His billionaire lifestyle could be lifted straight out of a James Bond film.
His multimillion dollar home in Costa Rica is complete with guard house, high-tech surveillance, and secret panic room. He is flanked by servants, and burly security guards drive him around in bullet-proof Hummers.
Troubled times
Calvin Ayre is able to live this way because he is the founder of Bodog.com - one of the world's most lucrative online gambling sites.
Except Mr Ayre is a billionaire no more - at least according to Forbes magazine's most recent "rich list". His wealth was dragged down by new US laws prohibiting transactions between American financial institutions and online gambling sites.
Gambling websites and their owners have fallen on hard times.

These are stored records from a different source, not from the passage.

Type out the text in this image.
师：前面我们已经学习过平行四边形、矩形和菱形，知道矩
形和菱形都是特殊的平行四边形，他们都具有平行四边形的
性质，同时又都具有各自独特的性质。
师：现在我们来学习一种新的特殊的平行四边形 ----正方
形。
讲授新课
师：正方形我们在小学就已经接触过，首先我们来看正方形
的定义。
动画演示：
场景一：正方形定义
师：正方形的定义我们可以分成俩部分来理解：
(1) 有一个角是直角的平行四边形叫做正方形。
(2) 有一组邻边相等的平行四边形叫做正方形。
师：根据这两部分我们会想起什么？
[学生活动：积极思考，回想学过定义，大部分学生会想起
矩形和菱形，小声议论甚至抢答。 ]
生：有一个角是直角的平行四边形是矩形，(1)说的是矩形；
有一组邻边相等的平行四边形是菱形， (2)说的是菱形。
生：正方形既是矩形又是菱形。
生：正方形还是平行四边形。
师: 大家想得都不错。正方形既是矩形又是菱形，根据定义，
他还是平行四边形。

One of the largest online gambling sites, Betonsports, has shut down its US market operations, and the US Department of Justice has charged its executive David Carruthers with criminal racketeering and wire fraud.
Peter Dicks, a non-executive director of another British company Sportingbet, was also arrested as he touched down on US soil - although all the warrants against him and his company have now been cancelled.
Gamblers will gamble, and the internet allows for the highest levels of access to that desired form of entertainment... It is never going away. Ever
Calvin Ayre
With the US being the largest online gambling market in the world, many companies lost more than half their business, with some losing 80%.
The results meant dismal reading for investors in the companies. PartyGaming, one of the industry's bigger players, saw pretax profits fall 57% in 2006 to $138.9m as a result of its reorganisation following the US crackdown - although revenues were up 13% to $1.1bn.
Calvin Ayre refuses to disclose the revenues currently generated by his online gambling arm. He will only say that across all his entertainment products across the world, total revenues are about $300m a year.
New shores
The gambling industry, meanwhile, seeks new markets - although replacing the US could take a while.
"I don't know how long it would take for a territory, a set of territories to come close the kind of contribution the US system made," says Ed Barton from Screen Digest. "But we are talking years rather than months here."
Bruce Gamble, CEO of the online gambling recruitment consultancy Pentasia, said that the market is still very buoyant in Europe and Asia.
"Some companies with major US exposure have restructured their companies, which have caused some redundancies," he says. "But they have re-hired staff with skills to enter new emerging territories."
Publicity-hungry
Calvin Ayre argues that Bodog's brand - which includes an international music label, a publishing division and a television production unit - will differentiate his firm from competitors.
Ceaseless attention to publicity and media savvy, he insists, is also part of the plan.
"Once you know Bodog, you know me and what I represent," he says, "so there is a bold concept about what Bodog stands for."
He is not worried about the current downturn - or by whispers in the industry that the next big thing will be interactive TV and mobile phone gaming.
"Gamblers will gamble, and the Internet allows for the highest levels of access to that desired form of entertainment," he says.
"It is never going away. Ever.
"I think people like us are going to be combining that entertainment opportunity with other forms of entertainment and I think that is the model of the future, but it is not going away."